= Summa izbu =

Mesopotamian compendium of omens

Šumma izbu, “If a reject (= anomalous birth)” is an ancient Mesopotamian compendium of around 2,000 teratological omens, on 24 tablets probably formed from three separate earlier series on odd human births, šumma sinništu arâtma, “if a woman is pregnant” (tablets 1–4), the šumma izbu proper, on physically malformed births (tablets 6–17), and anomalous animal births: goats (tablet 18), cattle and donkeys (tablet 19), horses (tablets 20–21), pigs (tablet 22), dogs (tablet 23), wild animals (tablet 24), lambs (tablet 5, possibly the oldest in the series) and sheep (distributed across tablets 18–24). Exemplars of izbu compendia first appear in the old Babylonian period but it is not until the late second millennium that it is thought to have reached canonical form and exemplars of teratomantic texts from this era have been found in Assur and Babylon as well as further afield in Susa, Emar, Ugarit (in Ugaritic) and Ḫattuša. The most complete form of the text comes from copies in the library of Ashurbanipal.

==The text==

It was one of the works cited by the astrologer Marduk-šāpik-zēri as evidence of his learning in his letter to Aššur-bāni-apli in search of employment. Its esoteric nature was emphasized by the royal astrologer Balasi, in his letter to the same king:

Šumma izbu is difficult to interpret. The first time I come before the king, my lord, I shall (personally) show, with this tablet that I am sending to the king, my lord, how the omen in written. Really, [the one] who has [not] had (the meaning) pointed out to him cannot possibly understand it.
— Balasi, Letter to Aššur-bāni-apli

In common with other works of omens, each clause is formed from a protasis giving the antecedent and an apodosis giving the consequence. In common with the Sakikkū (SA.GIG), it arranges the malformations ištu muḫḫi adi šēpi, “from head to foot,” and in the color sequence: white, black, red, green–yellow, and variegated. Some of the tablets focus on malformations of single body parts, such as horns (tablet 9), eyes (tablet 10) and ears (tablet 11) and others record the behavior of adult animals as well as their offspring, such as tablet 22 which begins treating with the birth of piglets of monstrous shape (kūbu) and then goes on to describe the behavioral anomalies in sows, pigs in general, and wild boars.

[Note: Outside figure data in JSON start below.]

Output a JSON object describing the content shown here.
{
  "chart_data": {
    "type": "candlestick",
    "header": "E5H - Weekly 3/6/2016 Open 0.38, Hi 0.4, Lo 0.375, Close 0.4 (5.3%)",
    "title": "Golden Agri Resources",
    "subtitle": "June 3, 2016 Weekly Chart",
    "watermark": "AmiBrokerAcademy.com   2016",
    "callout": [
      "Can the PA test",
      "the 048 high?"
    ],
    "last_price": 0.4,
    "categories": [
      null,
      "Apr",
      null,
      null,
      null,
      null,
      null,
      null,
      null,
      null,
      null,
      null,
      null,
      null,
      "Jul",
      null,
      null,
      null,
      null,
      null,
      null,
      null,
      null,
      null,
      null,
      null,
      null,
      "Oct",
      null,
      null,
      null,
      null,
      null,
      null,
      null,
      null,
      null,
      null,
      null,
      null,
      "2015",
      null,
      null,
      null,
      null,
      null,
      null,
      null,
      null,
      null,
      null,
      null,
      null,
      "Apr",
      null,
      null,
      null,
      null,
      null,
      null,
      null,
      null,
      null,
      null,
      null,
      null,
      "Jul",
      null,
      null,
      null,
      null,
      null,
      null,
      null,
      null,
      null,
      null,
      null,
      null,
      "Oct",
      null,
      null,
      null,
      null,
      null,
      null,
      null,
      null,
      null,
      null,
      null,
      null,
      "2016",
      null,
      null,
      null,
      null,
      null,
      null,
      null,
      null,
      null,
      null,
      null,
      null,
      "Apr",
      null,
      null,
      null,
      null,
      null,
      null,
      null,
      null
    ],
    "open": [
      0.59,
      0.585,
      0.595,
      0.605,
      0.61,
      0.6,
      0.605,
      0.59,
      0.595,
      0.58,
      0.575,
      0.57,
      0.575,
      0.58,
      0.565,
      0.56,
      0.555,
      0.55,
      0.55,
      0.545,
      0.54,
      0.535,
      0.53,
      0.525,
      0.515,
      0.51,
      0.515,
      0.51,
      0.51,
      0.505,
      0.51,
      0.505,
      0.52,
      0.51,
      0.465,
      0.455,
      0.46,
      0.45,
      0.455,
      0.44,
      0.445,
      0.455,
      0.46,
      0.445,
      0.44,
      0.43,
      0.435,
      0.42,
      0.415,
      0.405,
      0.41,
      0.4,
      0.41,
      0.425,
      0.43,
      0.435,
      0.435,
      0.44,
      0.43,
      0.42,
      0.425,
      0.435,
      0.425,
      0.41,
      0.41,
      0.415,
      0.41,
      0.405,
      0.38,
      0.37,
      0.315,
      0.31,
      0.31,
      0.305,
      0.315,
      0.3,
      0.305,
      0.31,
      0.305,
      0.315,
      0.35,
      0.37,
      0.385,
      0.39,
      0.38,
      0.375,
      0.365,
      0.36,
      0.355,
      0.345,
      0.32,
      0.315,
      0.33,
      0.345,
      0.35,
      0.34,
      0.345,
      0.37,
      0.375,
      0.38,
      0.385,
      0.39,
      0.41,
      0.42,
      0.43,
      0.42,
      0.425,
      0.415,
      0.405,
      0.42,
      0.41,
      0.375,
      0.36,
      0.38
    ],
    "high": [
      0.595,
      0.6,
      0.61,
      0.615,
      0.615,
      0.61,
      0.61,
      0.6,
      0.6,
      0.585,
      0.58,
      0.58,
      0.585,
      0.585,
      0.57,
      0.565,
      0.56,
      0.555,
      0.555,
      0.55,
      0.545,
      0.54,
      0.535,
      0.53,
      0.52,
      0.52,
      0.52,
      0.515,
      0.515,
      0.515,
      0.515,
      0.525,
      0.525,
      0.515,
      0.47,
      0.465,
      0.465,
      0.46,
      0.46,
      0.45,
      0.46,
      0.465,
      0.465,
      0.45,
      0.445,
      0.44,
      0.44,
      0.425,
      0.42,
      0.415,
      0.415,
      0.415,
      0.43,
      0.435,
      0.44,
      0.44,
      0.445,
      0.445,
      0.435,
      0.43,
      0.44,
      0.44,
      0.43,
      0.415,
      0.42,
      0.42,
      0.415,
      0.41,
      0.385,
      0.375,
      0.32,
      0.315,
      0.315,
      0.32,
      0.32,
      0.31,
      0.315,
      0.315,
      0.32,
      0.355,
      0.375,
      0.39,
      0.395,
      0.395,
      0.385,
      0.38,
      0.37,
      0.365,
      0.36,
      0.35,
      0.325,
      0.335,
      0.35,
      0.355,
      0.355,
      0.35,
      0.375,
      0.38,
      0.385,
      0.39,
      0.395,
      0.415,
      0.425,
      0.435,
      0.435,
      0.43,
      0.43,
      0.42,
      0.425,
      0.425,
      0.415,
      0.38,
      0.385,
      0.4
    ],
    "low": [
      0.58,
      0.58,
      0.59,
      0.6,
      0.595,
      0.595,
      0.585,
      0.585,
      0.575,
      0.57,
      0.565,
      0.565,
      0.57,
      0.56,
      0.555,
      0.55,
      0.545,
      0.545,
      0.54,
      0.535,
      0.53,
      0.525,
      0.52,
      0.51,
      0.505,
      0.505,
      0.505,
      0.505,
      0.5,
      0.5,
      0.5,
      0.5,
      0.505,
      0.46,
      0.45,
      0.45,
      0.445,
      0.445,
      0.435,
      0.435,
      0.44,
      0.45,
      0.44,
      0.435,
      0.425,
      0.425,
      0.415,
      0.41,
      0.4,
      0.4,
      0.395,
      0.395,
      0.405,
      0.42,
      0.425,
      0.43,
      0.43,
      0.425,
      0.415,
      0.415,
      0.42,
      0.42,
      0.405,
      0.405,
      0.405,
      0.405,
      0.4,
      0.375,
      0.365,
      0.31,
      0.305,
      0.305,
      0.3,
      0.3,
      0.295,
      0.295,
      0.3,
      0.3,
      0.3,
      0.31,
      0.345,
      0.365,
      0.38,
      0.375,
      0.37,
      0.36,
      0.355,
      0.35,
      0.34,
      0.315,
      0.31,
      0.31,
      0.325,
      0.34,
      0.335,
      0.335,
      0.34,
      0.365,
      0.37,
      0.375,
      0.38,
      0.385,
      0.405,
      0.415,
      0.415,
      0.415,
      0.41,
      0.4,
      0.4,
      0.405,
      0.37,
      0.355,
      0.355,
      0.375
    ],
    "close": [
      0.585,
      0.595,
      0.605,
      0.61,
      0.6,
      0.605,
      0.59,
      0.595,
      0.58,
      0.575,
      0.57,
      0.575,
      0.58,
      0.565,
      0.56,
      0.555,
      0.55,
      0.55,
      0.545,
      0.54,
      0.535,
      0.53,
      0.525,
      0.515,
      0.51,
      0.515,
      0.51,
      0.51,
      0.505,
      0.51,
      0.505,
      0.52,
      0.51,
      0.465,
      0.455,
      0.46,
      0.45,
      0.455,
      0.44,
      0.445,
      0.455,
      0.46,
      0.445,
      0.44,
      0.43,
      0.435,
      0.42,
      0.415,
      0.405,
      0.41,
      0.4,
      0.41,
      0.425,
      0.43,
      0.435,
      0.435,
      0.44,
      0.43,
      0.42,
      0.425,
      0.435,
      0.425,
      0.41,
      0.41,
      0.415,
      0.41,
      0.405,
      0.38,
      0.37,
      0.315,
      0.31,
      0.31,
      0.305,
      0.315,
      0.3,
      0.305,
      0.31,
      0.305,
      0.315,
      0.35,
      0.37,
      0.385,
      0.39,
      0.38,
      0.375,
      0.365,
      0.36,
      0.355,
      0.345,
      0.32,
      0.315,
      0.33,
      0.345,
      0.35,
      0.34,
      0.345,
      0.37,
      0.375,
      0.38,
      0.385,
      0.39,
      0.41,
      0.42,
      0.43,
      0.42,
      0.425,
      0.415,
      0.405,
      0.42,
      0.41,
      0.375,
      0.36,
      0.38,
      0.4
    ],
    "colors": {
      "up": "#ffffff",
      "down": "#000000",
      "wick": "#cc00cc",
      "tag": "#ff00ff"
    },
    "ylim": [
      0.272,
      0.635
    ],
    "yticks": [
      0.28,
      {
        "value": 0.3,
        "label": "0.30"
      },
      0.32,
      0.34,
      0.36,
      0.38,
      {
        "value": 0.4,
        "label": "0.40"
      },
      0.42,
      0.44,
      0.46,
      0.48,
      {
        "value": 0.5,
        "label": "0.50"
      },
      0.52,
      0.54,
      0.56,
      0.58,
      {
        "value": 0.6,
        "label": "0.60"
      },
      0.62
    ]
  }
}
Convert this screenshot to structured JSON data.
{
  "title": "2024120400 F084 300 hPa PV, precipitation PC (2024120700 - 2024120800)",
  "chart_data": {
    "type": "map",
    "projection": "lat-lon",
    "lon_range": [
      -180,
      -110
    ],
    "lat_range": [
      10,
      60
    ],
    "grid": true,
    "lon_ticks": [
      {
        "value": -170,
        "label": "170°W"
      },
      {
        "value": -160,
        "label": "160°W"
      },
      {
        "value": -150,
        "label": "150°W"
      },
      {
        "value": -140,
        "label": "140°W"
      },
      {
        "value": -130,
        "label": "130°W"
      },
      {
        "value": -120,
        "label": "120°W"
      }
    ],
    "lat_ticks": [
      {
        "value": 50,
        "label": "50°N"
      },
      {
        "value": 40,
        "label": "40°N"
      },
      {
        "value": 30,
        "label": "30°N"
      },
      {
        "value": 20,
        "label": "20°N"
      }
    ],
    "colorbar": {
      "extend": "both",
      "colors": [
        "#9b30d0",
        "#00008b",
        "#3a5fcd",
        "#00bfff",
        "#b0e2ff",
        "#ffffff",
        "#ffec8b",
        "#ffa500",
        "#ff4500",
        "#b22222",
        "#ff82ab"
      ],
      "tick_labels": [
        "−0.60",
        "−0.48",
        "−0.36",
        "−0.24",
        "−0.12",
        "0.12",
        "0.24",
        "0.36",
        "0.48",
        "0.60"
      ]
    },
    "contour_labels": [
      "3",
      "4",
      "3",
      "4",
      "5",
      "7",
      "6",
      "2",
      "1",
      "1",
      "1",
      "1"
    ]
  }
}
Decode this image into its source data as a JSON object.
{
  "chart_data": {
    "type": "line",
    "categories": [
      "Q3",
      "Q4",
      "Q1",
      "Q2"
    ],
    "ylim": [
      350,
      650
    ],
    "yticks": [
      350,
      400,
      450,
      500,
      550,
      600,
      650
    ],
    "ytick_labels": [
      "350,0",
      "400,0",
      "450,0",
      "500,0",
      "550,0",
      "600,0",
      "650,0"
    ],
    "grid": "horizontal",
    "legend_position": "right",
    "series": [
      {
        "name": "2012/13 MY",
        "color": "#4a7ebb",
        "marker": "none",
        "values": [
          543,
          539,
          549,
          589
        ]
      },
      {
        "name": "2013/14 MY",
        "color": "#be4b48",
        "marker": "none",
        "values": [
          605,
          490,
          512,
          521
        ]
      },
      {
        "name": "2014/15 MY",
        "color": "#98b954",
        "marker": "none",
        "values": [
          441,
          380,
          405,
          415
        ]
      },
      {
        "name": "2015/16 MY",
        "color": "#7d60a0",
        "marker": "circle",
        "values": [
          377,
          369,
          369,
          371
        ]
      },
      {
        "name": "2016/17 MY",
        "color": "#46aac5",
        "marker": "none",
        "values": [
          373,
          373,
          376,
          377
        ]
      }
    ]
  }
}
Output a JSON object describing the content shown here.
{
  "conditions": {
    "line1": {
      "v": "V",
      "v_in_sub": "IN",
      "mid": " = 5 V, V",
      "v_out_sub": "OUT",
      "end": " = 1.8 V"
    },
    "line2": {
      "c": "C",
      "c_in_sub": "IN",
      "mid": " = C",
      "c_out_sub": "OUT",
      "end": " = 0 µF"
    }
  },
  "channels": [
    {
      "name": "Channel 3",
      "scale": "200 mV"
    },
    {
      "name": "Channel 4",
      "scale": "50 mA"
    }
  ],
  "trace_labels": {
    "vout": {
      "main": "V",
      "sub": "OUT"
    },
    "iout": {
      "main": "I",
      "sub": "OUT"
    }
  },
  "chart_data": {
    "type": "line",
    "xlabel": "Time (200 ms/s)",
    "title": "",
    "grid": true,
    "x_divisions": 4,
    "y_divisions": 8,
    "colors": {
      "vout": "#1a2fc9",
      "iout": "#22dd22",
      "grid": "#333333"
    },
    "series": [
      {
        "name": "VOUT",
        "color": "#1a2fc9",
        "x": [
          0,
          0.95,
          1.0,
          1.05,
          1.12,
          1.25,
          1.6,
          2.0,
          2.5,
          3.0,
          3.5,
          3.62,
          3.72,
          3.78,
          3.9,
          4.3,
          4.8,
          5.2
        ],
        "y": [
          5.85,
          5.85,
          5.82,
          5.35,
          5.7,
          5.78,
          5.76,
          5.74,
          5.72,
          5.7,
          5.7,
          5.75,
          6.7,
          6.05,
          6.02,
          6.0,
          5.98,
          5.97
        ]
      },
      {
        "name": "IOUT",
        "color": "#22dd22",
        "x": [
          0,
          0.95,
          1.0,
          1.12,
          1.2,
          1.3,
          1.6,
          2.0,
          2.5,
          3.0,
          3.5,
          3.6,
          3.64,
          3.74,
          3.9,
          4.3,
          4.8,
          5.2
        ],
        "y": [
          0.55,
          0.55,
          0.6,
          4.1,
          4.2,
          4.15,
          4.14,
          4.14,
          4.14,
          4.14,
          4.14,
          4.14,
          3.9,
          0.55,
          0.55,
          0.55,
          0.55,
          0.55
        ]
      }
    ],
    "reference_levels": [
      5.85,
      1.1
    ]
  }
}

The series includes omens of public apodoses (mostly tablets 1–17), “If a woman gives birth, and at birth (the child) is already as white as alabaster—end of the reign; omen of a despotic king,” and private apodoses (mostly tablets 18–24), “If a woman gives birth to an ecstatic [maḫḫu], male or female, she has been impregnated in the street by a sinful man.” The sinful man being one who has leprosy (garbānu) or dropsy (male mê). For the most part, private omens concerned the fortunes of the bēl bīti, head of a household, or the owner of a flock or herd and related to life and death, health, general condition, relationship with the gods, social status, family and economic circumstances. “If a woman gives birth to a dog: the owner of the house will die, and his house will be scattered; the land will go mad; pestilence.” For public omens, the subject might relate to the king and his immediate family, or more generally the country as a whole, “There will be bad times. The mother will bar her door against her daughter; there will be no [sense of] brotherhood.”

The work follows the common left-right polarity, where right is generally auspicious, left not so, where for example a deformity to the right ear is bad, to the left ear is good and two right ears are good whereas two left ears are perceived to be bad. The work shares much in common with some of the izbu omens in the Šumma ālu series, from which it may have borrowed, or alternatively provided a source for these “unprovoked” omens. A late Babylonian commentary relates some of the omens to astrological observations:

If you want to find the izbu: (If) the constellation of the month passed by and you see half of it in the second month, there will be an izbu (such that) the child who will be born will be defective. If at the beginning of Capricorn one of the planets reaches first visibility or reaches a stationary point or is high (and) another (planet) remains visible: women will bear twins. Capricorn (is relevant) for cattle. The izbu which began in Leo inside the constellation Leo in front of the star Erua.